Totally agree with the comments in this piece. I own an Altair Astro GPCAM2 with an IMX224C sensor and can get reasonable images of deep sky objects with 10 second exposures using the SharpCap software live stacking video mode and my cheap and cheerful Star Travel 120 mm refractor.

Garnett Leary says:

It automatically aligns itself. SETI cooperatives are very useful. To avid scientists the data collection thru citizen science is essentially donation. It’s a contribution you cannot make readily in the field with immediacy. It serves a higher purpose for that reason alone. This telescope should be in classrooms. It just may bring a new found interest in astronomy that standard visual telescopes don’t. You can also remove the imager and use it in its native form. It’s interesting to hear someones opinion of it that’s not interested in owning it tho. Clear skies.

George Ouimet says:

I think you all miss the point of this telescope. It’s NOT MADE FOR YOU! The average father isn’t going to say to his kid, let’s spend some time looking at the stars tonight… then grab his 45lb AVX, 20lb refractor, tote a bunch of eyepieces, a powertank, a dslr, some adapters, drive out of town and spend 30 minutes aligning in the freezing cold… Jesus.. By the time they get out there and setup, the kid is passed out.

Take this as an example: I would never purchase a console for myself (xBox, playstation, nintendo, etc).
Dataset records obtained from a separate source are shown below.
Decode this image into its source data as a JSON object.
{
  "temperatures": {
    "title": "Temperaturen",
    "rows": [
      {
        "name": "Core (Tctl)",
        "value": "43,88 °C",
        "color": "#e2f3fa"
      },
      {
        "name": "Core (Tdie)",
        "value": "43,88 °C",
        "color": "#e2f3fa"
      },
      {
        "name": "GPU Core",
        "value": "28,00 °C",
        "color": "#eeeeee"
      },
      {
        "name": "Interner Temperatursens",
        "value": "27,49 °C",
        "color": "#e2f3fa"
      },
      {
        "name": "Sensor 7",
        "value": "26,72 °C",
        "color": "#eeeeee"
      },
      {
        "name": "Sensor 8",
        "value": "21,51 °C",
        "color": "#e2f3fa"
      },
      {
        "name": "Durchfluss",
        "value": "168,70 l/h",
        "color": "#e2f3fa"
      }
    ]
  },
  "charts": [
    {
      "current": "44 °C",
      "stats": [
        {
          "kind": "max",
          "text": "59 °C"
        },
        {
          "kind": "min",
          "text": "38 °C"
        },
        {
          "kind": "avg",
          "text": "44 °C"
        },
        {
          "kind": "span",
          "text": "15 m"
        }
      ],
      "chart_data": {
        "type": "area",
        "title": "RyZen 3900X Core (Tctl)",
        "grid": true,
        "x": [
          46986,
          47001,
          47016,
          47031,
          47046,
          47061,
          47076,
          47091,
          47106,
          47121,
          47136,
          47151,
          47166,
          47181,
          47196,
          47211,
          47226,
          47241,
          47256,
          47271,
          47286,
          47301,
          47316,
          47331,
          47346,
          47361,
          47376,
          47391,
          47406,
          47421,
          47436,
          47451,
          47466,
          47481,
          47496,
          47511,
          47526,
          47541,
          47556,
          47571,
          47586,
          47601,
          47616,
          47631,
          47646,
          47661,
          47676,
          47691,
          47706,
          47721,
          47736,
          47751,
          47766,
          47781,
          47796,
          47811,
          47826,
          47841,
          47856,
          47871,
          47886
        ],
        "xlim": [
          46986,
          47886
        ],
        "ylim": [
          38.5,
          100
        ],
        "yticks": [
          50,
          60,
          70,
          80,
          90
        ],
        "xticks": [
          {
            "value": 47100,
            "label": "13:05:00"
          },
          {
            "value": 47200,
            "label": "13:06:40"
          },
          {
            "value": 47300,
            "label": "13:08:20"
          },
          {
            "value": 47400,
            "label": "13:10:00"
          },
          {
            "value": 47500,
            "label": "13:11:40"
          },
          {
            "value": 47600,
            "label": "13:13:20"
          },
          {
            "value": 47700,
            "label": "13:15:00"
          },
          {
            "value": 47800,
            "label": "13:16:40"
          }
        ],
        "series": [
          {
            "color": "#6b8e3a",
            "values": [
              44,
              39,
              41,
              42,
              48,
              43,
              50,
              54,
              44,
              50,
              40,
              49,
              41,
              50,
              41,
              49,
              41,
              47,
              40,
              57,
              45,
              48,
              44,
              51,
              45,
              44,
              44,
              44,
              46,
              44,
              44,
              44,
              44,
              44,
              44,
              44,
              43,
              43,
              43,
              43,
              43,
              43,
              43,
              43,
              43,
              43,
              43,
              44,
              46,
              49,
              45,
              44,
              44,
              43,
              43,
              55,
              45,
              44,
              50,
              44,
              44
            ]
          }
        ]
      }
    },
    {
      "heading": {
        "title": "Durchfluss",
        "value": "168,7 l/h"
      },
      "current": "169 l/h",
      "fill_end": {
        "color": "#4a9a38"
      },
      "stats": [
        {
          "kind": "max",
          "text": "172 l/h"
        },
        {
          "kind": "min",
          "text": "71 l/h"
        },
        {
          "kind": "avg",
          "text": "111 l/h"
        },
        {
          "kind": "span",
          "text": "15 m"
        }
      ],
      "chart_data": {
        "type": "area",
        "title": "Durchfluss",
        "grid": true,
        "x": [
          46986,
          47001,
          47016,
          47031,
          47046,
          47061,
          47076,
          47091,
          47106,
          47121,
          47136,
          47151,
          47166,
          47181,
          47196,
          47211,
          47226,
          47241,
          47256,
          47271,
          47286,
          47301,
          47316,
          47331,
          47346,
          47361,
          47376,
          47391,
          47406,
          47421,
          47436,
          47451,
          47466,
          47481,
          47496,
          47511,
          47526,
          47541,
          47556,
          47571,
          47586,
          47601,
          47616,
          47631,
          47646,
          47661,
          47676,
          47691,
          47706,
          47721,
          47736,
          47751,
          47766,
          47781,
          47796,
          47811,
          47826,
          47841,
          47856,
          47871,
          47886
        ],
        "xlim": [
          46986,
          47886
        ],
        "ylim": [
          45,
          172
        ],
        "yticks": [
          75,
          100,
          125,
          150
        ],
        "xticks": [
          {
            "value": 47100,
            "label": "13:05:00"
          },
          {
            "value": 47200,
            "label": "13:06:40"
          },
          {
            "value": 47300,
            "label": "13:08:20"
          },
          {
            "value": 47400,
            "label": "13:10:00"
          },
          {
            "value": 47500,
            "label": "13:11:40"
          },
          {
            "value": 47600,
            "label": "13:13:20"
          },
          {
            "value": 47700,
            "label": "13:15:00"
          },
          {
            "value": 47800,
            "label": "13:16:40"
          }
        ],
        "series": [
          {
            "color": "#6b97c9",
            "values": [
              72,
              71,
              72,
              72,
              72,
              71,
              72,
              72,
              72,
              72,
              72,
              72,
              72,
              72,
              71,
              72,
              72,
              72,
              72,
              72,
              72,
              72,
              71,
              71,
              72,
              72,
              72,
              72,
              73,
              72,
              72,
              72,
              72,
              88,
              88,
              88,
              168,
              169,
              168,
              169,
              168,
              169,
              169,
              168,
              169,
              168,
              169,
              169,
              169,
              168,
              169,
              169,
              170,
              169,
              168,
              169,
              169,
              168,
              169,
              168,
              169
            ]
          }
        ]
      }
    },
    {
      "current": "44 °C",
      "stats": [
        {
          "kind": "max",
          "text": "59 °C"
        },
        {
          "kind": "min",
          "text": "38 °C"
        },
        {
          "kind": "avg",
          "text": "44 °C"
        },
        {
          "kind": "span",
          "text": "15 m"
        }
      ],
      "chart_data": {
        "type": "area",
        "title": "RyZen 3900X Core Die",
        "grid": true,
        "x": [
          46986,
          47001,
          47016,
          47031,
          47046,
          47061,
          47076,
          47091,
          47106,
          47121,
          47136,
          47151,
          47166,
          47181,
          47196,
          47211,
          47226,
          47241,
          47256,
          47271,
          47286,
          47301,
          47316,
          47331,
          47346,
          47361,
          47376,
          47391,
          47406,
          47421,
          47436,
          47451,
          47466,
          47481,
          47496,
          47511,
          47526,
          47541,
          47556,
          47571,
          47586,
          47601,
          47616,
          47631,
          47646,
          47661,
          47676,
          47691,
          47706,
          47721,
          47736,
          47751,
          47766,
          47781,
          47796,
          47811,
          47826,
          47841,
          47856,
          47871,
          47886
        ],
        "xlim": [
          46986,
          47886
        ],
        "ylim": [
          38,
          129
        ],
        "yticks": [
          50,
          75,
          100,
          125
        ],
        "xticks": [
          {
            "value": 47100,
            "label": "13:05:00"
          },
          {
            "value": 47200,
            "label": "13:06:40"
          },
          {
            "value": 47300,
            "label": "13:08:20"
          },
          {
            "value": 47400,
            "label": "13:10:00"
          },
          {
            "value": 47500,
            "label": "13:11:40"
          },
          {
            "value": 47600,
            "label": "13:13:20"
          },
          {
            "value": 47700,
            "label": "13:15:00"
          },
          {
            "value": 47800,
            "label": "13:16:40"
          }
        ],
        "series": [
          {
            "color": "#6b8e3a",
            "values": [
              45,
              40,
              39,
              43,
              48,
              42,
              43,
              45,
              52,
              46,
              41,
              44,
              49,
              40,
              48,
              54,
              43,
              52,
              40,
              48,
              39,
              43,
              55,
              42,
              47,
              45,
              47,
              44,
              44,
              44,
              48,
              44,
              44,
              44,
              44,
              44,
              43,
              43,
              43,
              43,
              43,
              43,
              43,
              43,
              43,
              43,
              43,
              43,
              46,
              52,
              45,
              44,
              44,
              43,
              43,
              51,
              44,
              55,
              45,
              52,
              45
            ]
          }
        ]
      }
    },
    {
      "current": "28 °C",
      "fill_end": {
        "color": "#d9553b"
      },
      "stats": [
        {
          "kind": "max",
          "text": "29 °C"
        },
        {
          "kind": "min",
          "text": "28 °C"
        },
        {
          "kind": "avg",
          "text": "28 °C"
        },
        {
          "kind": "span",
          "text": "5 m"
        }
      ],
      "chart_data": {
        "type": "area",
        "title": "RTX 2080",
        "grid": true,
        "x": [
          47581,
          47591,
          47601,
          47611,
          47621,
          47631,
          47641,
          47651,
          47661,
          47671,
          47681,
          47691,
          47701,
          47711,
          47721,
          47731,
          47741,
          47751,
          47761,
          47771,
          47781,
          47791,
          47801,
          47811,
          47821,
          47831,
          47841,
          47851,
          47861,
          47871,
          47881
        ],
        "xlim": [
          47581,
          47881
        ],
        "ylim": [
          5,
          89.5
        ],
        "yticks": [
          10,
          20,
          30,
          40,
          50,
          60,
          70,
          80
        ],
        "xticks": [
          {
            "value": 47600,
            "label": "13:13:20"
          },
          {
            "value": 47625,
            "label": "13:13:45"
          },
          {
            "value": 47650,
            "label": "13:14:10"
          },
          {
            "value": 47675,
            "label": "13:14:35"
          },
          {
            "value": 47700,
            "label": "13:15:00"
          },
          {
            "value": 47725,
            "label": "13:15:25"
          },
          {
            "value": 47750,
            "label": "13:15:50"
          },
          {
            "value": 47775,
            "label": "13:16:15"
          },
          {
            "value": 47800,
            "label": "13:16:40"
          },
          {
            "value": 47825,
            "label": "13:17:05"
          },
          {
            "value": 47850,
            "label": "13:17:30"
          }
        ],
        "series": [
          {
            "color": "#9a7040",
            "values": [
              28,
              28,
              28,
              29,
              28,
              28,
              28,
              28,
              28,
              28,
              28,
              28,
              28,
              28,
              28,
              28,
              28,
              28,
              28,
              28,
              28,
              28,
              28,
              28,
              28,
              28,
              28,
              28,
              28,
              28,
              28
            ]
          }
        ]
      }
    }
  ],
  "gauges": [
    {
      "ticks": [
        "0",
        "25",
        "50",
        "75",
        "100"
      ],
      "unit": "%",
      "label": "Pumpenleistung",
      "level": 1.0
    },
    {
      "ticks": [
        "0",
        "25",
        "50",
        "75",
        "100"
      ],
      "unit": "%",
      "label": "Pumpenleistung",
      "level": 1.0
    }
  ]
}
Because I like being able to build my own PC, mod it, overclock it, liquid cool it and get quality that no console could wish to attempt. But that doesn’t make consoles garbage. They still play quality games for the masses and they’re easy as hell to setup. You just need to know where to stick a single wire in the back of the TV you already own. No instructions required.

This telescope is a console for the masses. Sure V1 is more expensive than it should be, but that’s fairly normal for launching new technology products – the price will probably come down over time. Perhaps Celestron, Orion, ES etc will hop on board with similar products and these things will be sold in Costco’s by 2020 (Heck, they carry the 6SE, why not this?).

Then dad will say to his daughter – “It’s a clear night, let’s go out the back yard and look at the stars for a bit”. 5 minutes later they’re both looking at and learning about Pleiades, Orion’s Nebula and sharing photos of what they’re looking at on Facebook. It’s great. I think it’s freaking fantastic.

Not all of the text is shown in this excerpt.